Yamasaki: Yeah, for us, it’s kind of an insider clue. With our experiences, we’ll see that right away, whereas other people will have to go back to that later. My four-year-old daughter asked, “What are the letters for?” She knows about the internment, and we talk about separation, but we are still forming ways to talk about present-day mass incarceration. From this lens, parents can talk about incarceration at the pace that they feel is right for their child. There’s an easy way to think about incarceration: a cartoon show might show us a jail. The message is that someone did something bad so they go to jail; bad people go to jail and good people stay here. Cartoons don’t address how incarceration has to do with race and class and mental health and the whole system. What we really want is abolition, but that is a longer conversation—although probably a concept children will understand more easily than most!

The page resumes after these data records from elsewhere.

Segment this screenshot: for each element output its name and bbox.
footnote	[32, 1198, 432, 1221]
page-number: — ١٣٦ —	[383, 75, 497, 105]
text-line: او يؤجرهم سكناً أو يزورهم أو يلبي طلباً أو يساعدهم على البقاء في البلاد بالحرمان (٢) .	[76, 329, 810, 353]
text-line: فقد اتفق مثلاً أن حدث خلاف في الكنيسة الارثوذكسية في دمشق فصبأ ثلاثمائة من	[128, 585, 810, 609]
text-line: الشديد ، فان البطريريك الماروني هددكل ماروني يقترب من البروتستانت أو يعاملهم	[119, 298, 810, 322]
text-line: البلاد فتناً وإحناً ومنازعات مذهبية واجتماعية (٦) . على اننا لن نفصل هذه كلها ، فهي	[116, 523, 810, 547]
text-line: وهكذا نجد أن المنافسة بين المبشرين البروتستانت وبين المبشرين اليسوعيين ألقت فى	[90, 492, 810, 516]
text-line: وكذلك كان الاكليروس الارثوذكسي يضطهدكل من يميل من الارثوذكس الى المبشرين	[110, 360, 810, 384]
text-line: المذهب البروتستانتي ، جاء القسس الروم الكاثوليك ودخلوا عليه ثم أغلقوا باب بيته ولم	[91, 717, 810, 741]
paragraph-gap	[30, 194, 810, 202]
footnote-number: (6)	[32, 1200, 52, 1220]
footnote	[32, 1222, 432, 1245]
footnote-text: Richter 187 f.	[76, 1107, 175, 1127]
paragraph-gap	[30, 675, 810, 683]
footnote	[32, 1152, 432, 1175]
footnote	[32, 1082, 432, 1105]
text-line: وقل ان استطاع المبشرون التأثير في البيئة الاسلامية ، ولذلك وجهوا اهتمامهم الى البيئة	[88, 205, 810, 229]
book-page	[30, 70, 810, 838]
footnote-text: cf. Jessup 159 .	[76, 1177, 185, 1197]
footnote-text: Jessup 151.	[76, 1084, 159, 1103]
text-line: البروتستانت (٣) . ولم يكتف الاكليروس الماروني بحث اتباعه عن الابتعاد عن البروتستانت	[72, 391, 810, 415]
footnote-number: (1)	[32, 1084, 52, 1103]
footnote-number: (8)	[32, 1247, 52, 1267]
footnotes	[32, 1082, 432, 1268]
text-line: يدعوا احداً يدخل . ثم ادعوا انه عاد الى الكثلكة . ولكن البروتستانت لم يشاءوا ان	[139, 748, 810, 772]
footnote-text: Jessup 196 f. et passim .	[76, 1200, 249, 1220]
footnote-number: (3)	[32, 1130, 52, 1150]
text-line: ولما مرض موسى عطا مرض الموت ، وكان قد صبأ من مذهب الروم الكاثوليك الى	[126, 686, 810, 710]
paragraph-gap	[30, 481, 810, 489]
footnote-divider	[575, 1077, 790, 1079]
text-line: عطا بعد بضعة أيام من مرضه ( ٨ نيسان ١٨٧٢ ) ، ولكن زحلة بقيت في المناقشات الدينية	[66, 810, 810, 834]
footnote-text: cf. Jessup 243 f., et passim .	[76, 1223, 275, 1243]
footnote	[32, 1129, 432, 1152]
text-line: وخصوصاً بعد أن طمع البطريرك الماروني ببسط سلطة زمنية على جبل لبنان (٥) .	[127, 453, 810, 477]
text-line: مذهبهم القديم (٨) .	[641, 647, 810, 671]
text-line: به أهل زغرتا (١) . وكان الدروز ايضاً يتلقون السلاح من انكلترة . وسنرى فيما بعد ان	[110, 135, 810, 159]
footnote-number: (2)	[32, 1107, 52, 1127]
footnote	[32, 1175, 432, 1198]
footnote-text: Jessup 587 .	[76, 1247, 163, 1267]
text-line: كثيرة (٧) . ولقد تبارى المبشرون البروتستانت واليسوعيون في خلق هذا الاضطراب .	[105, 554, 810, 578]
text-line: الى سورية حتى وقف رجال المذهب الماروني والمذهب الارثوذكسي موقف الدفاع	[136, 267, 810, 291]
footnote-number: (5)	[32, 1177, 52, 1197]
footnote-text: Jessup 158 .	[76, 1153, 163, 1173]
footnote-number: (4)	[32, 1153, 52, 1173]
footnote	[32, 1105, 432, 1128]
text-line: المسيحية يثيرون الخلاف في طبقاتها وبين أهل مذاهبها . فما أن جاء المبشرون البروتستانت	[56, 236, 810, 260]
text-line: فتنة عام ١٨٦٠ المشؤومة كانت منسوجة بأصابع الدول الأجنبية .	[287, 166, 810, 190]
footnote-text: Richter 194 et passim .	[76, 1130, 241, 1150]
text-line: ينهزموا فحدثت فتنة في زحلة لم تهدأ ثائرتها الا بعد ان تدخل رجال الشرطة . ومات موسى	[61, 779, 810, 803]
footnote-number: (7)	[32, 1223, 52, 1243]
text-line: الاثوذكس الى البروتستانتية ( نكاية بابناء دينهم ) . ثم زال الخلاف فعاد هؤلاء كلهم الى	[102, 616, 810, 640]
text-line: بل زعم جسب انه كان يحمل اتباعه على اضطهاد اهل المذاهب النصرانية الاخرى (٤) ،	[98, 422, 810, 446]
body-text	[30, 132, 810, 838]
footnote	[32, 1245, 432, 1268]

I hope that the book will let parents have these conversations with their kids when they’re ready.

Dinh: I’m thinking about what you said about gentle ways to open conversations. Because children’s books are a genre read across generations, the book is also a gentle way to get adult readers to think about abolition, too.

Yamasaki: Yeah, 100%. That was the main reason I put the author’s note in the back. Kids might approach the book and think, okay, that guy had to go to prison for a while now, and he’s back. Okay. But they learn the stigma and shame from the adults around them, who refuse to talk to them, who refuse to face it, who make up lies about the whole thing. A lot of people who’ve never known somebody who’s been incarcerated or who have never been to a prison, it’s this terrifying thing that, I don’t know, activates all of their racist tendencies.

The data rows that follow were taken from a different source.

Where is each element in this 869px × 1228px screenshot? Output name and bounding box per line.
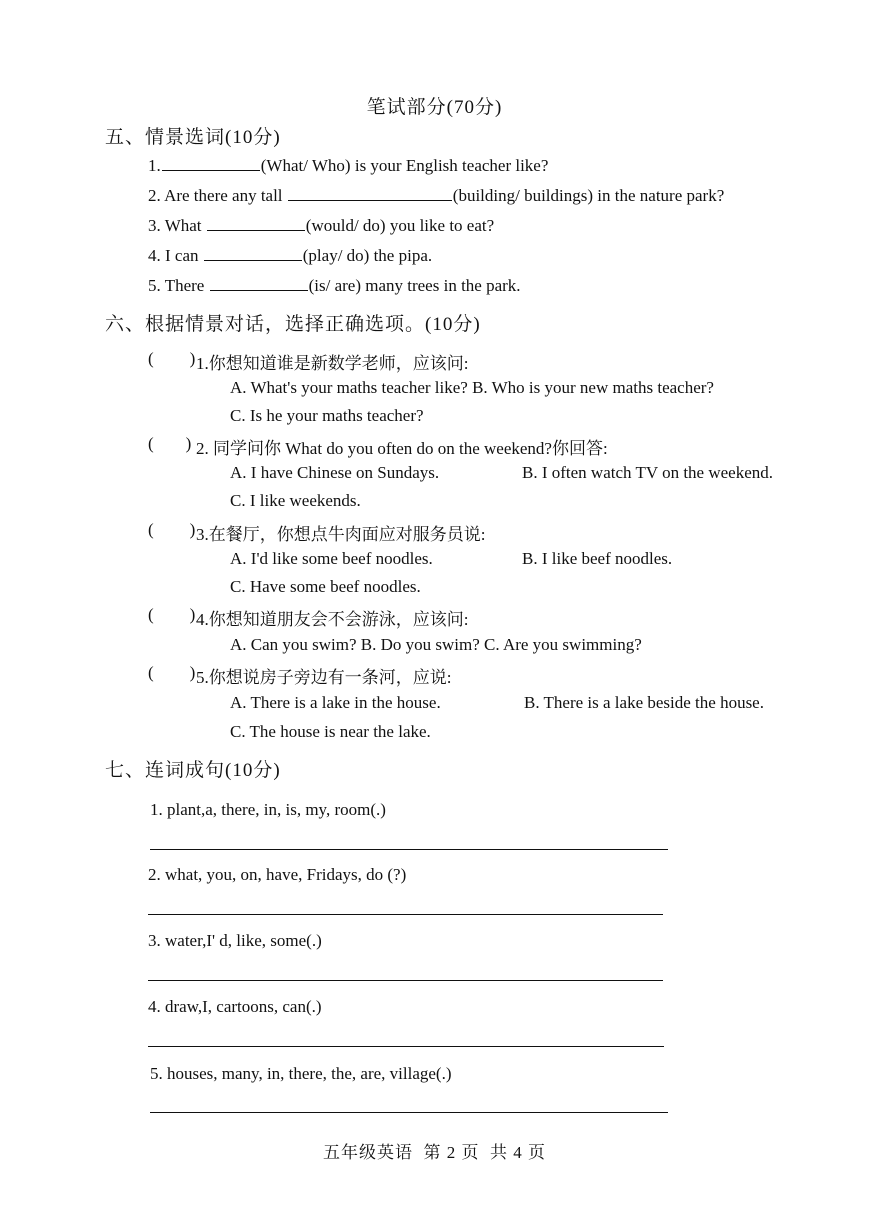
choice-option: A. What's your maths teacher like? B. Who is your new maths teacher? xyxy=(230,378,714,397)
sentence-prompt-4: 4. draw,I, cartoons, can(.) xyxy=(148,997,322,1016)
choice-option: C. Is he your maths teacher? xyxy=(230,406,424,425)
fill-question-5: 5. There (is/ are) many trees in the park. xyxy=(148,276,521,295)
sentence-prompt-5: 5. houses, many, in, there, the, are, village(.) xyxy=(150,1064,452,1083)
sentence-prompt-1: 1. plant,a, there, in, is, my, room(.) xyxy=(150,800,386,819)
answer-line-2[interactable] xyxy=(148,914,663,915)
sentence-prompt-3: 3. water,I' d, like, some(.) xyxy=(148,931,322,950)
section5-heading: 五、情景选词(10分) xyxy=(105,127,281,148)
choice-prompt-1: 1.你想知道谁是新数学老师，应该问: xyxy=(196,354,469,373)
fill-question-4: 4. I can (play/ do) the pipa. xyxy=(148,246,433,265)
choice-prompt-5: 5.你想说房子旁边有一条河，应说: xyxy=(196,668,452,687)
choice-prompt-3: 3.在餐厅，你想点牛肉面应对服务员说: xyxy=(196,525,486,544)
answer-blank-5[interactable] xyxy=(210,276,308,291)
section6-heading: 六、根据情景对话，选择正确选项。(10分) xyxy=(105,314,481,335)
answer-blank-3[interactable] xyxy=(207,216,305,231)
choice-option: A. There is a lake in the house. xyxy=(230,693,441,712)
fill-question-2: 2. Are there any tall (building/ buildings) in the nature park? xyxy=(148,186,725,205)
choice-option: C. Have some beef noodles. xyxy=(230,577,421,596)
section7-heading: 七、连词成句(10分) xyxy=(105,760,281,781)
answer-line-4[interactable] xyxy=(148,1046,664,1047)
fill-question-3: 3. What (would/ do) you like to eat? xyxy=(148,216,495,235)
choice-prompt-2: 2. 同学问你 What do you often do on the weekend?你回答: xyxy=(196,439,608,458)
choice-option: A. Can you swim? B. Do you swim? C. Are you swimming? xyxy=(230,635,642,654)
choice-option: B. I like beef noodles. xyxy=(522,549,673,568)
choice-option: C. I like weekends. xyxy=(230,491,361,510)
answer-paren-2[interactable]: ( ) xyxy=(148,434,192,453)
answer-line-1[interactable] xyxy=(150,849,668,850)
answer-blank-4[interactable] xyxy=(204,246,302,261)
answer-paren-4[interactable]: ( ) xyxy=(148,605,196,624)
answer-line-3[interactable] xyxy=(148,980,663,981)
answer-blank-2[interactable] xyxy=(288,186,452,201)
answer-line-5[interactable] xyxy=(150,1112,668,1113)
choice-option: C. The house is near the lake. xyxy=(230,722,431,741)
choice-option: A. I have Chinese on Sundays. xyxy=(230,463,440,482)
choice-option: B. I often watch TV on the weekend. xyxy=(522,463,773,482)
fill-question-1: 1. (What/ Who) is your English teacher like? xyxy=(148,156,549,175)
answer-paren-3[interactable]: ( ) xyxy=(148,520,196,539)
choice-option: A. I'd like some beef noodles. xyxy=(230,549,433,568)
page-title: 笔试部分(70分) xyxy=(366,97,503,118)
answer-paren-5[interactable]: ( ) xyxy=(148,663,196,682)
choice-option: B. There is a lake beside the house. xyxy=(524,693,764,712)
sentence-prompt-2: 2. what, you, on, have, Fridays, do (?) xyxy=(148,865,407,884)
page-footer: 五年级英语 第 2 页 共 4 页 xyxy=(323,1143,546,1162)
answer-paren-1[interactable]: ( ) xyxy=(148,349,196,368)
answer-blank-1[interactable] xyxy=(162,156,260,171)
choice-prompt-4: 4.你想知道朋友会不会游泳，应该问: xyxy=(196,610,469,629)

Dinh: So much of our conversation is thinking about stories that have been buried underneath other narratives that take up so much space. Do you feel like the book is drawing attention to these buried conversations specifically in Asian American communities?

Yamasaki: You know, it’s funny because in reviews of this book, they’ve described the dad as East Asian. I’m like, maybe he’s East Asian, maybe he’s LatinX. Maybe he’s South Asian or Indigenous or Mixed Race. It doesn’t actually matter, but I feel happy if this can be part of an Asian or Asian American narrative. I’m working on a picture book about my grandfather, who was an architect. He grew up in Seattle’s Japantown, and he later designed the World Trade Center, but his life in America was tough. A lot of people talk about him now as a champ or kind of symbol for rebuilding after the war, but he spent a lot of his life trying to prove his worth in a country that told him he was nothing. Now, finally, all this stuff is coming to air, unfortunately because of all the violent acts against Asians. People are finally realizing there’s racism against Asian people in this country. There’s so much that doesn’t get talked about.

Dinh: I’m reminded of what you wrote on your website: that artists create symbols that can be interpreted in different ways, and how you can try to control or add to that narrative a bit more through your work.

Yamasaki: Add to the narrative, I think. Nobody is ever just one thing.